Im gesamten Stadtgebiet sind momentan 32 Prozent der Kinder unter drei Jahren in Betreuung – zieht man allerdings die Tagespflege-Plätze ab, sind es nur 19 Prozent. „Meine Wunschvorstellung für den U 3-Bereich ist eine Quote von 50 Prozent“, sagt Fachbereichsleiterin Hanna Kahle. Für Kinder über drei Jahre liegt die Betreuungsquote zum neuen Kita-Jahr im Schnitt mit nur 76 Prozent sehr niedrig – hier strebt die Stadt 100 Prozent an.

Ein Blick auf die Details zeigt Bekanntes: In Völksen etwa ist der Bedarf an Krippenplätzen enorm hoch. Abhilfe schaffen könnte schon eine einzige neue Krippengruppe. Um die Wunsch-Quote von 50 Prozent zu erreichen, müssten allerdings zwei Krippengruppen eingerichtet werden. Gleich zwei neue Kindergarten-Gruppen werden benötigt, um den Rechtsanspruch für die Kinder über drei Jahren zu erfüllen. Auch wenn bereits Gespräche mit Trägern und Grundstückseigentümern geführt werden und neue Optionen hinzugekommen sind, sei keines der Projekte schon so konkret, um über Kosten oder Plätze sprechen zu können. Auch in Bennigsen, Lüdersen und Gestorf ist die Nachfrage höher als das Angebot – gleich vier neue Krippengruppen müssten dort eingerichtet werden. In Gestorf will das DRK nachbessern und die Einrichtung erweitern. Für die Kinder, die älter als drei Jahre alt sind, fehlen etwa 39 Plätze. Mit dem Umzug der Bennigser Kita „Am Gut“ könnten aber weitere Plätze angeboten werden. In Lüdersen könnte demnach zudem ein Waldkindergarten gegründet werden.

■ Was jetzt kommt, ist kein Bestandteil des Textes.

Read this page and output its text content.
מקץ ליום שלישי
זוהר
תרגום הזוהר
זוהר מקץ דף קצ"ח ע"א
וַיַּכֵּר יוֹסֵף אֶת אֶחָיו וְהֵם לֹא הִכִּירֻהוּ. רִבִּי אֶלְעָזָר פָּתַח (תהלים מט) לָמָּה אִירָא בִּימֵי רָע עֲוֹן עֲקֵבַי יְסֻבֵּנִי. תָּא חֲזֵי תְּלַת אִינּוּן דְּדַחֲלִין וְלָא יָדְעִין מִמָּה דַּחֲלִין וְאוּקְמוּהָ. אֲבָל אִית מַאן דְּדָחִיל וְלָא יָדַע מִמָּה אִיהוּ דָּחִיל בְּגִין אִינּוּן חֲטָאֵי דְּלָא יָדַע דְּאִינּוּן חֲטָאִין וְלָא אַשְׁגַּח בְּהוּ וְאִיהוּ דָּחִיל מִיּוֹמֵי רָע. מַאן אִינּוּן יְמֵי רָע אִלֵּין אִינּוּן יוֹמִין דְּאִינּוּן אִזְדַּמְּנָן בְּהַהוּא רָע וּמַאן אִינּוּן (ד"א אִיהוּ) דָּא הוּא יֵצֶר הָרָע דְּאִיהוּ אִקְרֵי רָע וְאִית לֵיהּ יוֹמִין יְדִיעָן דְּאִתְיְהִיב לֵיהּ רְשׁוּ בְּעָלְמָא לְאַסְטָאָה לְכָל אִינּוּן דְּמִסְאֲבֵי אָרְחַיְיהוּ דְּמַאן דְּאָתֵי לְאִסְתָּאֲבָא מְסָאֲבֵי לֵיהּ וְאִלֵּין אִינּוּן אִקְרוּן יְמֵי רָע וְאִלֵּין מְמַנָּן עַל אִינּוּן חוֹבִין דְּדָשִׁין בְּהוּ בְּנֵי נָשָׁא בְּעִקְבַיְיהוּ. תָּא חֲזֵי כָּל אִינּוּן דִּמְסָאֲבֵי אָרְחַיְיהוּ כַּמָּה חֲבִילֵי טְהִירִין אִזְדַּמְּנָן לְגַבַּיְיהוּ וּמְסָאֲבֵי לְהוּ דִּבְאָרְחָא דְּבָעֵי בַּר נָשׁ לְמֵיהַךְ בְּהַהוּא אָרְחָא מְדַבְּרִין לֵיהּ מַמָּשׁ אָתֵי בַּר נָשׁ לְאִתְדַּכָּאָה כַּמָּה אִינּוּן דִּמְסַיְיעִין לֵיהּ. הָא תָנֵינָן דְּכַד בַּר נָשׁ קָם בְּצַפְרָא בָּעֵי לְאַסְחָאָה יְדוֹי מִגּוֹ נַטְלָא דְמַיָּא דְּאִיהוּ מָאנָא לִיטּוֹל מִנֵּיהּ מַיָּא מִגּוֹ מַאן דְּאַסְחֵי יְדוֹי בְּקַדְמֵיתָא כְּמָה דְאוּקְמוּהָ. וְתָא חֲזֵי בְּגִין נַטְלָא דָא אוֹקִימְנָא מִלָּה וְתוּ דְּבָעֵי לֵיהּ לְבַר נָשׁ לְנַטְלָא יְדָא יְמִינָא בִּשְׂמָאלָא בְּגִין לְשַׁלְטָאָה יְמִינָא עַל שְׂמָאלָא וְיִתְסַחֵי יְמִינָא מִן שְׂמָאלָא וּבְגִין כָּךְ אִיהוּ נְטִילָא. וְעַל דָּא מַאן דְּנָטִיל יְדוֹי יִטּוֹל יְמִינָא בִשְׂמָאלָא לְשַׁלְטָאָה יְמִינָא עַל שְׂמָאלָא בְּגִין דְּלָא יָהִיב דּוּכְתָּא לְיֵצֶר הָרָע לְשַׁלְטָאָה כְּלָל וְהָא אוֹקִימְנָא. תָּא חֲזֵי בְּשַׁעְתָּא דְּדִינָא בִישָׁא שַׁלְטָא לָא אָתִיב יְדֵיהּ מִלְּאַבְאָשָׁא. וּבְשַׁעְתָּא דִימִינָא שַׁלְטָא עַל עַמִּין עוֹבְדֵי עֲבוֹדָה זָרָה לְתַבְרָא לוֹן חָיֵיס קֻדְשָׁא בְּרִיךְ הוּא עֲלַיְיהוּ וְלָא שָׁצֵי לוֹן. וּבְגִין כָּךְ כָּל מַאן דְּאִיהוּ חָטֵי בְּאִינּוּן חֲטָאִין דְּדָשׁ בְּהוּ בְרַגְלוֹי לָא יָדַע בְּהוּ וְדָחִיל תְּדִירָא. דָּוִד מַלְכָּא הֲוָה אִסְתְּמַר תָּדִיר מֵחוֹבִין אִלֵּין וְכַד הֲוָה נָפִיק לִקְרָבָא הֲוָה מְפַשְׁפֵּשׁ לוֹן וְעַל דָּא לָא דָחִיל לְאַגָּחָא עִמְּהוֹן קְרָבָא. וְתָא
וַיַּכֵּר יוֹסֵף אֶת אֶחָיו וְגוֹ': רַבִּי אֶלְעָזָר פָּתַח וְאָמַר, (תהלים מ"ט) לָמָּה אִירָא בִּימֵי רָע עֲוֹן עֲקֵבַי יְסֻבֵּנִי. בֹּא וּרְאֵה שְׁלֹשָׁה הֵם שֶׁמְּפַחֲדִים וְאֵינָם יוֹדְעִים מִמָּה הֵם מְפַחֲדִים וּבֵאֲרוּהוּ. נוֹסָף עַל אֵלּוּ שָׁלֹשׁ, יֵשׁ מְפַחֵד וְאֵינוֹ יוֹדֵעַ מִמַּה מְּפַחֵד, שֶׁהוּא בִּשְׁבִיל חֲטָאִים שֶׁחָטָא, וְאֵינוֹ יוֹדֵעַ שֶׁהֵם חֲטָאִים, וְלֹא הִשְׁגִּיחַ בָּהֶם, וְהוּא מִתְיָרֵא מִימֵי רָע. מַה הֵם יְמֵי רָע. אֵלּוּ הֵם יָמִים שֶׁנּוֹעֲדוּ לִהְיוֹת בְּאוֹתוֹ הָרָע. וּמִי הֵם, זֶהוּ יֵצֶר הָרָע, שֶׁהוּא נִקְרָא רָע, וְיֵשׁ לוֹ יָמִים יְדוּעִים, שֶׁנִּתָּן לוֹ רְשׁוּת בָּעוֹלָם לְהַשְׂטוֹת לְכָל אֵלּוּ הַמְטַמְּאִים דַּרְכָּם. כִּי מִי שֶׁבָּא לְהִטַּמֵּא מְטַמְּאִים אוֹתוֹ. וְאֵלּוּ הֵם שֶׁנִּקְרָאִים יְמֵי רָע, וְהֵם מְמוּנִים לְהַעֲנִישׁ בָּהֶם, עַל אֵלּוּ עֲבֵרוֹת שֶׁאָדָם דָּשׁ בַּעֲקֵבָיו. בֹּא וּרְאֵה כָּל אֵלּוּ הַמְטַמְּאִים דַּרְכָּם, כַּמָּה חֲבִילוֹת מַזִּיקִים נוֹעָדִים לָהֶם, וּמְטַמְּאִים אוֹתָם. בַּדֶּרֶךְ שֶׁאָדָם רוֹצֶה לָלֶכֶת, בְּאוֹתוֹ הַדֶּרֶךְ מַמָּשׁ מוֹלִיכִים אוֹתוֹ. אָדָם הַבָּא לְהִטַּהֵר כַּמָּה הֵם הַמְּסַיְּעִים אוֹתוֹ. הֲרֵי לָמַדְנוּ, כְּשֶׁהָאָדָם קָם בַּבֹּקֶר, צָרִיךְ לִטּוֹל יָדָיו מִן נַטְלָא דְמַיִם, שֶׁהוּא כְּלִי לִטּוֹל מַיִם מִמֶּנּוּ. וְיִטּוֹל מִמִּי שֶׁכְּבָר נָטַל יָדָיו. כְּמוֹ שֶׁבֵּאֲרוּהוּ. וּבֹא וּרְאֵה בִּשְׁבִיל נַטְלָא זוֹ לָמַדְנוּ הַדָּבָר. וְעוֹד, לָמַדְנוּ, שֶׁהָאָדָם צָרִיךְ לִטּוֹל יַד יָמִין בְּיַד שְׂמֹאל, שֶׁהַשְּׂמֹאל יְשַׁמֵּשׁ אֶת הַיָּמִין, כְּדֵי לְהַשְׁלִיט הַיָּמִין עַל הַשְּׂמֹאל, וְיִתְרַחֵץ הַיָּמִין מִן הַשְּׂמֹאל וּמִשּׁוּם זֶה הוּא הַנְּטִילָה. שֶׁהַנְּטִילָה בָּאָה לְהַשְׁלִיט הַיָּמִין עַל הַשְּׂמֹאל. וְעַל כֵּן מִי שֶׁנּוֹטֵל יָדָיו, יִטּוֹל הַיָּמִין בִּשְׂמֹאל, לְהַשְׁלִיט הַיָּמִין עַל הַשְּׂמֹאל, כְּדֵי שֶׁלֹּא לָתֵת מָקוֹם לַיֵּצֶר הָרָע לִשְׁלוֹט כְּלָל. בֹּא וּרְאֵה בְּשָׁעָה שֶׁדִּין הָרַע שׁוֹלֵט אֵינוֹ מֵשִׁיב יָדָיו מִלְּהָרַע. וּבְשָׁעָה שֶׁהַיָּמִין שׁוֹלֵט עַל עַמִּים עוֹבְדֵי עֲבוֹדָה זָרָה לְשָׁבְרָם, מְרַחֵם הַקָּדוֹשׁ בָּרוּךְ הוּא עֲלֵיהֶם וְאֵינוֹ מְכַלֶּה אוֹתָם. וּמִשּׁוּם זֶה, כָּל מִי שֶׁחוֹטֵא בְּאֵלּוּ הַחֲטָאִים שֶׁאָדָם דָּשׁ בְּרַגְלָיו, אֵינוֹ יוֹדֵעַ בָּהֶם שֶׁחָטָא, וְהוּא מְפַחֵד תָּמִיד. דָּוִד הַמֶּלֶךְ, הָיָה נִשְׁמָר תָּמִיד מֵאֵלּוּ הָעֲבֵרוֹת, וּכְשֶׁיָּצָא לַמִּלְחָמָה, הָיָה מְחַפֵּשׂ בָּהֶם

Geplant ist auch im Bereich Springe und Altenhagen I der Neubau einer Kita mit mindestens vier Gruppen. Demnach git es auch Gespräche mit der Region über eine Nachnutzung des ehemaligen Krankenhauses. Überdurchschnittlich wenig Anmeldungen im Krippenbereich verzeichnet die Stadt in Springe selbst: Nicht einmal ein Viertel der maßgeblichen Einwohnergruppe ist für die institutionelle Betreuung angemeldet.“

Auch im Raum Eldagsen, Holtensen, Alferde, Boitzum und Mittelrode soll etwas passieren: „Wir arbeiten auch während des Sommers weiter mit allen Bereichen der Verwaltung.“ Eine Klage liege der Stadt noch nicht vor. Für die weitere Planung wartet die Verwaltung außerdem auf die Verabschiedung des Landes- Gesetzes zur Beitragsfreiheit der Kitas.